About the meta, my oppinion is that tendrils is probably too strong against red and green, and maybe Wizards should print answers in those colors; but for a deck to be able to cast a lethal tendrils, it has to do a really convoluted chain of plays that I find cool, so I feel legacy would lose more banning the cards that allow building "strange decks that kill you so fast" than it would gain, and these decks are not as ubiquital as to require a nerf.
I have never seen what is the deal about Tarmogoyf; I never EVER had a problem with it with any of the decks I tried. If any, it makes green relevant. The Goyfless tournament top 8 only had 2 green cards in it, and they were sideboard Krosan Grip (because it is the only disenchant blue cannot counter) and Muscle sliver, which was sinew sliver 5-8 in an otherwise pure white-blue deck. But I do not mind people thinking it is too strong!
It is interesting to note that there were 5 different blue decks in goyfless' top 8, and not a single one had counterbalance in it, with only 3 decks playing Brainstorm. They were all playing Force of Will, though, and it was the most played nonland card overall. But the winners were a monocolor white stax and a monocolor red goblins, quite a surprise!
Last edited by DrJones; 06-05-2009 at 04:20 PM. Reason: spelling
So that sunshine's post reads as follows?Not to derail the conversation too much, but my opinion is that CB is too much card advantage and ought to be banned BEFORE Tendrils. Force is fine; Brainstorm is fine; LED is more than fine if it's not fetching something degenerate... like Tendrils.As long as it continues to do well people will still play [Counterbalance], even if Tendrils were banned.

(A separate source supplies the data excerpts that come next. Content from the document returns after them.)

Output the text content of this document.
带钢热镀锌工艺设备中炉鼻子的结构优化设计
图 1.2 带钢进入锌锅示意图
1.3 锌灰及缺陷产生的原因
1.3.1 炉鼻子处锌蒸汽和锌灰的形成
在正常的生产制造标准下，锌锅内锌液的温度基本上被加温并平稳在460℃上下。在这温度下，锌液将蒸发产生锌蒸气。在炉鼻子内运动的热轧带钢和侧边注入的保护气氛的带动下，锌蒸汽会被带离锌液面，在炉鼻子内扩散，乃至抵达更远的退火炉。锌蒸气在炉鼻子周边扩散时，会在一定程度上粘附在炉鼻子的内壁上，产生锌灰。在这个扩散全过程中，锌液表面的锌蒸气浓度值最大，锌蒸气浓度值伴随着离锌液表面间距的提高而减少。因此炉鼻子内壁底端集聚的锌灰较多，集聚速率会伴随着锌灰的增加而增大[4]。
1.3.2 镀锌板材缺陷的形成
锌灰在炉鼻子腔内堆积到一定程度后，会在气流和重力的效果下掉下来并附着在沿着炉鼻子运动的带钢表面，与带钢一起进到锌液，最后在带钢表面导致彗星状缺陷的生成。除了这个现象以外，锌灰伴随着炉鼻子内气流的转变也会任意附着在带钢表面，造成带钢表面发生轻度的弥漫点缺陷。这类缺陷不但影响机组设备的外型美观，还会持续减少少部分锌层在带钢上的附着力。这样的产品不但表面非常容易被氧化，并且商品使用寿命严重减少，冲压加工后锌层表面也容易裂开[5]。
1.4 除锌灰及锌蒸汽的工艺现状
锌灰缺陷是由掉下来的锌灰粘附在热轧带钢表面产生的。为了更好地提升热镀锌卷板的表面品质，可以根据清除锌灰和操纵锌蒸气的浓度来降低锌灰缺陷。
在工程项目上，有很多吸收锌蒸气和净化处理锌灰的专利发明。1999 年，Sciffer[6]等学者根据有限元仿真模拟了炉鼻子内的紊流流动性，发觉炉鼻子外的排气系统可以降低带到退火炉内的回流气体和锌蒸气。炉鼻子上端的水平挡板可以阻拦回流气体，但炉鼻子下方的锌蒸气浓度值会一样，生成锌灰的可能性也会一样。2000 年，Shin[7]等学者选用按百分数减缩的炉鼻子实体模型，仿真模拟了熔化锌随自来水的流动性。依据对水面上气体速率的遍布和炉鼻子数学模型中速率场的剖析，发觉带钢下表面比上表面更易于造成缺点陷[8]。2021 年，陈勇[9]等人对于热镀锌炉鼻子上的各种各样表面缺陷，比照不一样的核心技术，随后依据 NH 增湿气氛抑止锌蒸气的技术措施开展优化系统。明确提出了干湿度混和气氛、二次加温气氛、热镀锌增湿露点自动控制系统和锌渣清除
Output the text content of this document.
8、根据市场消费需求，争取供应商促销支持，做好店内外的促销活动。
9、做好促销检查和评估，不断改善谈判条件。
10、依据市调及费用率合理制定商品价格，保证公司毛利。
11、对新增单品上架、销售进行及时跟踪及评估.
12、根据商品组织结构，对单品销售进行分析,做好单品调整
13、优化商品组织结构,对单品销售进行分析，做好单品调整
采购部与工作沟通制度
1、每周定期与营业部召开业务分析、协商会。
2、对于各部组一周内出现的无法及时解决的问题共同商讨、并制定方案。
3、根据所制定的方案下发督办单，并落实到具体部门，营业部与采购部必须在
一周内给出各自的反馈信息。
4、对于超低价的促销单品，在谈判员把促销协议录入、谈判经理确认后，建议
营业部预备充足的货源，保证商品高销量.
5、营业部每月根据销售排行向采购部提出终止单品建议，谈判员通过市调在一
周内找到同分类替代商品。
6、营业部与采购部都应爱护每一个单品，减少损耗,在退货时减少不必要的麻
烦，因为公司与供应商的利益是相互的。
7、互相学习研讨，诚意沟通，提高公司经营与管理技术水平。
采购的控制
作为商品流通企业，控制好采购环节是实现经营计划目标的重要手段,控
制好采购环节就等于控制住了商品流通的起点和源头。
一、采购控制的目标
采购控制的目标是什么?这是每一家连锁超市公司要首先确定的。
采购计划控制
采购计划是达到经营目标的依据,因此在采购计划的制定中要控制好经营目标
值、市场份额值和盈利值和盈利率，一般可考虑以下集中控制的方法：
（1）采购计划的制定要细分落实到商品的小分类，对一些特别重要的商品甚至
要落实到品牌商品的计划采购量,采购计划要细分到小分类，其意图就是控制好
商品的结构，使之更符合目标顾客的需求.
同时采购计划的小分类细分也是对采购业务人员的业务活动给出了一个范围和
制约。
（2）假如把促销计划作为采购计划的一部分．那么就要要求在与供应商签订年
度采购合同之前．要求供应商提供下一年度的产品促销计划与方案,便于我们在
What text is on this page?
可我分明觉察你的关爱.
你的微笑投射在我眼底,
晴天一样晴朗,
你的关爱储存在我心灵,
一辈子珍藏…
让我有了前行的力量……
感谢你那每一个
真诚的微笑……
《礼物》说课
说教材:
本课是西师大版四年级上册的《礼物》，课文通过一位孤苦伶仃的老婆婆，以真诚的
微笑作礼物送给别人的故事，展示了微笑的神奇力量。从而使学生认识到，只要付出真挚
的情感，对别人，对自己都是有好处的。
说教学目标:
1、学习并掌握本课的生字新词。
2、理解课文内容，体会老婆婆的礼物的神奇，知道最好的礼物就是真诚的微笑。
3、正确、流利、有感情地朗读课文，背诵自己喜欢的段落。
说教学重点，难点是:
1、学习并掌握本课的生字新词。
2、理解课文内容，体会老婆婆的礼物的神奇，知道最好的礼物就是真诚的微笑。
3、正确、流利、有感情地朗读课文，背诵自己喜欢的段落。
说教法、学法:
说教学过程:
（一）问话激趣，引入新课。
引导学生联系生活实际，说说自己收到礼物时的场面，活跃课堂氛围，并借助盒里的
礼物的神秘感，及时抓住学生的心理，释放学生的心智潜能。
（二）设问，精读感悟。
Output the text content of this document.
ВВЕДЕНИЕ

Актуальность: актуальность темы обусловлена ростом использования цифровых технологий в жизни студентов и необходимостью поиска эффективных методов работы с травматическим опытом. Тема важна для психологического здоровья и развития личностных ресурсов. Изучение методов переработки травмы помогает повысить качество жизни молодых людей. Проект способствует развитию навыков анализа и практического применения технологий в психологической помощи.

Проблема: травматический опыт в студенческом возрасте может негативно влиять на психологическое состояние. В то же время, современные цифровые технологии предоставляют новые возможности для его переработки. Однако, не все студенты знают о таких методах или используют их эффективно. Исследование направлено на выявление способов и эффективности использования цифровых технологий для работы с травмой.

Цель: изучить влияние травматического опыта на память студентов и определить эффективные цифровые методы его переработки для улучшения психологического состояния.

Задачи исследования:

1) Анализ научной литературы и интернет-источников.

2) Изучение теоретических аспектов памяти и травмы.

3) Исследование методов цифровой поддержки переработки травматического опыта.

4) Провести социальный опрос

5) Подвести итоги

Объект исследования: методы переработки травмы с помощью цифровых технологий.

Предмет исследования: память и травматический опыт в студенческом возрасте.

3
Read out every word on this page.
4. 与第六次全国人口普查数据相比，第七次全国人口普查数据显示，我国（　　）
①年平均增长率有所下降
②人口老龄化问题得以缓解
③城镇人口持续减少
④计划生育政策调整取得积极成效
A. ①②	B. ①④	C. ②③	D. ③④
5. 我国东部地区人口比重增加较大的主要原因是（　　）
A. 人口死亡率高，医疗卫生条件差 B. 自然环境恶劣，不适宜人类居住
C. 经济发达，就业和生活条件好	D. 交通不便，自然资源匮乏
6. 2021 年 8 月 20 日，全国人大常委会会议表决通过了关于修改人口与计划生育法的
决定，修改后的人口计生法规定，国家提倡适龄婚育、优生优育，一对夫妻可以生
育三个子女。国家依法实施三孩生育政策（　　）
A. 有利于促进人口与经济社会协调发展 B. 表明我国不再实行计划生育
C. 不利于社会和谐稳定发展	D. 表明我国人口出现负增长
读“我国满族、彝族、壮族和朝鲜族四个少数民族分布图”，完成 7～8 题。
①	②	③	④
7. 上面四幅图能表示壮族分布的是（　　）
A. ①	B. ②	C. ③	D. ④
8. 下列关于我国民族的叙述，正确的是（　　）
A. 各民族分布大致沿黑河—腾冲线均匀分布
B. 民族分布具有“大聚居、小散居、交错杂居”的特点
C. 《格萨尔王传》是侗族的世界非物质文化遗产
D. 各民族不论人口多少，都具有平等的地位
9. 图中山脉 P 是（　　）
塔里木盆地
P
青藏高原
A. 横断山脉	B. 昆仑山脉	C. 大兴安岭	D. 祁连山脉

I'm actually working on a combo deck at the moment that's "Not Necessarily Storm" -- that is, there's one Grapeshot main and one Tendrils in the side, (but no Burning Wish!). It's at least 2 turns slower than AdN-Tendrils, but it's still rather wicked. If I had more practice with the engine, I might even be able to shave a turn off that time. The point of this paragraph is that "oops I win" is dumb.